'Viva Viagra' Missile Infringed on Pfizer Marks
(CN) - A Long Island man infringed on Pfizer's trademark by towing a 20-foot replica missile with "Viva Viagra" painted on its side through midtown Manhattan, eventually parking it in front of the drugmaker's 42nd Street headquarters, a federal judge ruled.
After the escapade, Arye Sachs sent Pfizer an email boasting that the missile would return, this time with two models "riding" it and distributing condoms.
Sachs, a 48-year-old former Israeli Army sergeant, pulled the stunt to promote his company Jetangel.com, which sells outdoor advertising on decommissioned military equipment. He distributed pamphlets about his business to onlookers, even leaving one with Pfizer.
Sachs is the company's owner and self-proclaimed "Chief Fun Officer."
But if Sachs meant for the stunt to be funny, U.S. District Judge William H. Pauley III said, "Pfizer did not get the joke."

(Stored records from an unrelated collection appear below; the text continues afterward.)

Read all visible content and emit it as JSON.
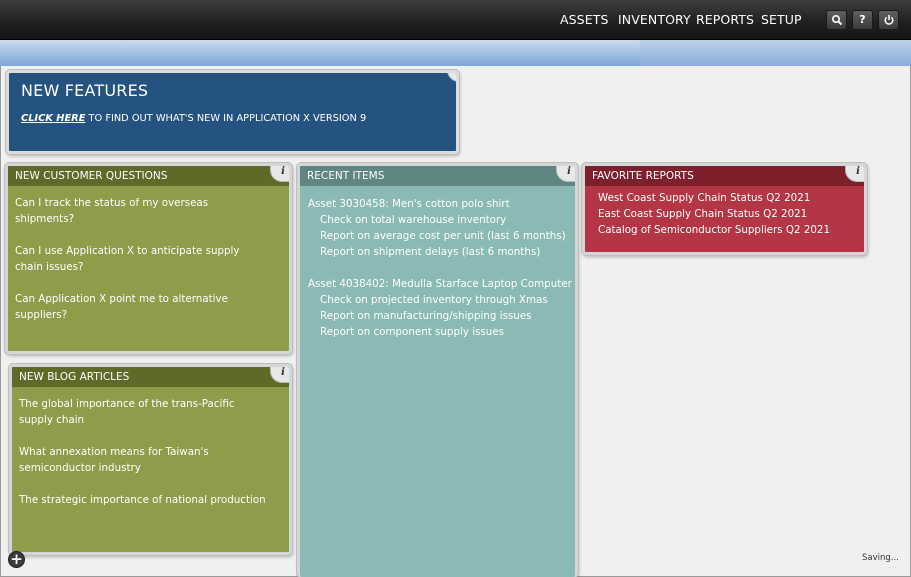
{
  "nav": {
    "assets": "ASSETS",
    "inventory": "INVENTORY",
    "reports": "REPORTS",
    "setup": "SETUP"
  },
  "toolbar": {
    "search_icon": "search-icon",
    "help_label": "?",
    "power_icon": "power-icon"
  },
  "features": {
    "title": "NEW FEATURES",
    "link_label": "CLICK HERE",
    "link_suffix": " TO FIND OUT WHAT'S NEW IN APPLICATION X VERSION 9"
  },
  "questions": {
    "title": "NEW CUSTOMER QUESTIONS",
    "items": [
      "Can I track the status of my overseas shipments?",
      "Can I use Application X to anticipate supply chain issues?",
      "Can Application X point me to alternative suppliers?"
    ]
  },
  "blogs": {
    "title": "NEW BLOG ARTICLES",
    "items": [
      "The global importance of the trans-Pacific supply chain",
      "What annexation means for Taiwan's semiconductor industry",
      "The strategic importance of national production"
    ]
  },
  "recent": {
    "title": "RECENT ITEMS",
    "groups": [
      {
        "asset": "Asset 3030458: Men's cotton polo shirt",
        "items": [
          "Check on total warehouse inventory",
          "Report on average cost per unit (last 6 months)",
          "Report on shipment delays (last 6 months)"
        ]
      },
      {
        "asset": "Asset 4038402: Medulla Starface Laptop Computer",
        "items": [
          "Check on projected inventory through Xmas",
          "Report on manufacturing/shipping issues",
          "Report on component supply issues"
        ]
      }
    ]
  },
  "favorites": {
    "title": "FAVORITE REPORTS",
    "items": [
      "West Coast Supply Chain Status Q2 2021",
      "East Coast Supply Chain Status Q2 2021",
      "Catalog of Semiconductor Suppliers Q2 2021"
    ]
  },
  "info_label": "i",
  "add_label": "+",
  "status": "Saving..."
}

The drug giant sent two cease-and-desist letters to Sachs, who proceeded to display the Viagra-branded missile at an adult entertainment exposition in New Jersey.
Sachs issued a press release announcing that he would take the Viagra missile on a 12-city tour, where he would distribute condoms bearing images of presidential candidates.
Pfizer slapped him with a lawsuit for trademark infringement, saying the use of Viagra's slogan on the missile could confuse consumers, who might think it was an ad for the popular impotence drug.
The judge issued a temporary restraining order against Sachs the next day.
Sachs argued that he had a free-speech right to use the Viagra marks. He also claimed that Viagra is not entitled to protections, because it has become so famous that it's now generic. But he offered no proof to back up his claim.
Judge Pauley said Pfizer's "active policing efforts" refute the idea that the marks are generic. And he said Sachs couldn't offer any evidence of widespread industry use.
Sachs proclaimed that people "have the understanding that we are talking about something that is fun." The judge disagreed.
"Defendants' midday sojourn with a missile to Pfizer's world headquarters traded on the fame and reputation of Viagra. At that time, Defendants advertised their own services while displaying the Viagra-branded missile - using the Viagra Marks for their own commercial gain. 'This is precisely the use that is reserved by the Lanham Act to the owner of the mark,'" Judge Pauley wrote.
Viagra has worldwide sales of $16 billion.
Sachs was detained by the Secret Service last October while driving around Washington, D.C., with other fake missiles, including the "Obama-Oh Mama" and the "Viva McCain."